My Dad is the best. He introduced me to great radio personalities, such as Garrison Keillor and John Boy and Billy. The Saturday nights when Mom was working we would sit around the radio to listen to the adult stories of Lake Wobegon – three little girls and their father. I remember hearing things that confused me and things that opened my mind. I remember him laughing over the stories and laughing too, though I hardly understood the humor.

Dad would read to us all the time. Every evening after supper and after the sun went down, he would sit on his corner of the couch and pick up the book we were working our way through. He read C.S. Lewis’ The Chronicles of Narnia to my sisters and me completely through on three separate seasons of life. One of the books, Voyage of the Dawn Treader, was so old that it was in three parts. That collection of paperbacks was the collection my Dad first read while in high school. He read all sorts of books to us and he could read over an hour straight. When he got tired, we would fetch him water and when that no longer sustained him, he would set the book down, always at the end of a chapter, with a promise that we would read again tomorrow. And he always kept his promise. Dad read the Alexander Dumas’ Count of Monte Cristo to me in high school. I was well old enough to read that book on my own, especially because it was the abridged version. However, that book is special to me now because I first experienced it through the deep, smooth tones of my father’s voice.

My Dad has the best voice. Wherever we have gone, people have always asked him if he was ever in radio. His voice has that effect on people. He honestly hates that question. Maybe it’s because he gets asked so frequently or that just because one has a deep voice should not mean one was automatically in radio. Where a good voice has its benefits in radio, one’s success in radio is absolutely dependent on personality. Now my Dad has a great personality and a wonderfully dry sense of humor. He could have been the next Garrison Keillor. But he never did radio. He has always stayed behind his keyboard, except for his time as a television news reporter. My Dad loves stories. He loves good stories, well-written stories. He enjoys realism. He has an entire shelf on one of his bookcases dedicated to the first world war. He has very high standards, scholarly standards for literature – A standard worthy of achievement.

Dad taught, or I should say, he tried to teach grammar to me – I’m sure he does not want to be associated with my failures in spelling and grammar. He did what he could, but I’m a hard headed girl and did not heed much of his advice. I learned a lot from him. I’m not sure how much that is saying because I’m not super carefully in those areas. I can compose run-ons with ease. I can split an infinitive in my sleep. I can extrapolate a metaphor until you are beyond confused. I can misspell a word so awfully that spell check or google cannot help me.
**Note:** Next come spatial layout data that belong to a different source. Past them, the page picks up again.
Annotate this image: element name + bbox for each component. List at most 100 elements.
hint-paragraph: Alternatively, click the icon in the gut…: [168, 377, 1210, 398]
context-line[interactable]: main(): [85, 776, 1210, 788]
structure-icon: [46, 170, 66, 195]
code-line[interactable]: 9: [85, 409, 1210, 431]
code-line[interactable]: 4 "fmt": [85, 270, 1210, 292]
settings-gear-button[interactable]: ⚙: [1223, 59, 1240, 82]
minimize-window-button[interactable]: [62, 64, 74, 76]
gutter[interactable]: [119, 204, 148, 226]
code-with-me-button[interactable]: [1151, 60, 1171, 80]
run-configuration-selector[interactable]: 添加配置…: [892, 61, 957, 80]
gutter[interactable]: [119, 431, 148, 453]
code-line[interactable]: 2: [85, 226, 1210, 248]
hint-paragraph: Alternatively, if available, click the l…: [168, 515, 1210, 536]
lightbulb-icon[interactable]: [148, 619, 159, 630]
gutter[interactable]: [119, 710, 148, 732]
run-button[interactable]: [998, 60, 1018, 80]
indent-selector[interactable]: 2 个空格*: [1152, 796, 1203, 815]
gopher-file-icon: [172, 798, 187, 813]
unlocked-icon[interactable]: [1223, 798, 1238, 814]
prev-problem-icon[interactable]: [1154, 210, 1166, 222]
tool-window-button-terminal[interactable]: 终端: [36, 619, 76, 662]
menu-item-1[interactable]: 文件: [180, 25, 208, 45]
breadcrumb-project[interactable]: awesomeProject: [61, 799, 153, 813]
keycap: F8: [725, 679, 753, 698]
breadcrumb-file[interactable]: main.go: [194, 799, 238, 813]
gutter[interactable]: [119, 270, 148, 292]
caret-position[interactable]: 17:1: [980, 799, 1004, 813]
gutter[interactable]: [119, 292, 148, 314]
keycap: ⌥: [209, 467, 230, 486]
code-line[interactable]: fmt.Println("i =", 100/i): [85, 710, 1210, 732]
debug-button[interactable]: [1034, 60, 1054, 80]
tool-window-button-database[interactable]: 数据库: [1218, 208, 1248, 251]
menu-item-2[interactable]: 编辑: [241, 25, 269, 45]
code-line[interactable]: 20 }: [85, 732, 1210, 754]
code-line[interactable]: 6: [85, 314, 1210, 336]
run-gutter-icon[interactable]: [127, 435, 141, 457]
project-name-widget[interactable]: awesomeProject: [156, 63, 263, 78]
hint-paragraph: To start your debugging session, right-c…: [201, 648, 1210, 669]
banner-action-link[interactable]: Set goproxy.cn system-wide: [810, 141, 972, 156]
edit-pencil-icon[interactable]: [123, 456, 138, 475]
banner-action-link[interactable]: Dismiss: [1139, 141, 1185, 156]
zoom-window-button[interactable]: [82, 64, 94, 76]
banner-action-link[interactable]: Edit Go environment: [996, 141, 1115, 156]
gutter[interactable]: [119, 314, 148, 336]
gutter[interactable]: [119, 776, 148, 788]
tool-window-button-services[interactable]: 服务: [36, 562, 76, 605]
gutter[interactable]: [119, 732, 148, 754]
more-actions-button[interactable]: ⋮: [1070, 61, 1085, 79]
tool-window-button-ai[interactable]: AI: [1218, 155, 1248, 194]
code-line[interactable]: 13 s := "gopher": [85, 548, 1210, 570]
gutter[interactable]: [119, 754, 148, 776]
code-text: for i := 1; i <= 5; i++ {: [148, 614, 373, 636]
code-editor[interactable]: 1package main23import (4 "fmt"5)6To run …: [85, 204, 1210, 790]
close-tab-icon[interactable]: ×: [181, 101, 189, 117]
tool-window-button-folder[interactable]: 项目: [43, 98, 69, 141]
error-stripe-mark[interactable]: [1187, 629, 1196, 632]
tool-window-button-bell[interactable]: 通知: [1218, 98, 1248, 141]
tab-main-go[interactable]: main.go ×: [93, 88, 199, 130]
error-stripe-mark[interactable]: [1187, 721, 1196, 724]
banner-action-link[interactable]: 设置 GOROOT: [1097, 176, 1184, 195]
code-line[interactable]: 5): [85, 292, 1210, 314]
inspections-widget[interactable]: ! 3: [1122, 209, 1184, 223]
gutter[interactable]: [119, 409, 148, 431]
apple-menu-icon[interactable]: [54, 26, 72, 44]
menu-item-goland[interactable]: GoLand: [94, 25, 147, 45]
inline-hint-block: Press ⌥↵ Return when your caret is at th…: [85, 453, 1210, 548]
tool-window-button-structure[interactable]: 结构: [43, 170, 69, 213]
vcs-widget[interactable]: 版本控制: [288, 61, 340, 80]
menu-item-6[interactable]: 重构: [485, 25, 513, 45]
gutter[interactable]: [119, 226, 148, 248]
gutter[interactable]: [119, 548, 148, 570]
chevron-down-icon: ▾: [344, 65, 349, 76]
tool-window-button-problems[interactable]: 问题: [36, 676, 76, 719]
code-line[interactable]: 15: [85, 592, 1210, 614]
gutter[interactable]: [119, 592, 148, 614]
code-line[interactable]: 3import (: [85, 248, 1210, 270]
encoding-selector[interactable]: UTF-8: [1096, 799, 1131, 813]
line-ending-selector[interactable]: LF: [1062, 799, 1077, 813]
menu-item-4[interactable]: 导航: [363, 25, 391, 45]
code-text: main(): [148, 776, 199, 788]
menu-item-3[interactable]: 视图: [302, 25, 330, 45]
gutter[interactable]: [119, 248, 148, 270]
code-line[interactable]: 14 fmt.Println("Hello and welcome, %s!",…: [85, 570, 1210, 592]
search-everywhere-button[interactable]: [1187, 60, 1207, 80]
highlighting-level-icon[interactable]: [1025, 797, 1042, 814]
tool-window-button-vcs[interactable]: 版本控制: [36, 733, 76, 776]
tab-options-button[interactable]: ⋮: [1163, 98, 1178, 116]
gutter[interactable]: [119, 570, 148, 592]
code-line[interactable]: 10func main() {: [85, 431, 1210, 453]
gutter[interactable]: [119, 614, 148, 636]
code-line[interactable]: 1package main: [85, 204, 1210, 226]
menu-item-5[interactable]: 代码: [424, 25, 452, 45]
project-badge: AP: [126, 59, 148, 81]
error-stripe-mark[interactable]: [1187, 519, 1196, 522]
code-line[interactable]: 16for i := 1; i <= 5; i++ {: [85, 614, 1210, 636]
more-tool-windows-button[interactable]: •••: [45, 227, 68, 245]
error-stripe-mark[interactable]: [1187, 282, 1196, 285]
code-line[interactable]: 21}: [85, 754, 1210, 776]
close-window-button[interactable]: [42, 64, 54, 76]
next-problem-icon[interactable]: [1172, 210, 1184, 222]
I aspire to be a great writer like Dumas or a good storyteller like Keillor and so I look at my abilities and conclude I could stand to learn a thing or two from my Dad’s old teachings. I read great writers and I get discouraged. I want to achieve so much, but I fall so short of their eloquence and grace. I’m an awkward kid in the world of poised adults. But there has to be a place for me in this literary world. I’ll find it or I’ll make it. I’ll learn the rules and be a master like the greats. I will spend my days in study and craft. I will write until I am the master of syntax. I will win my Dad’s respect. My books will land on his shelves with the same honor as other cherished works. He will say of my books with a soft smile and a genuine nod, “that is well-written,” and I will rejoice.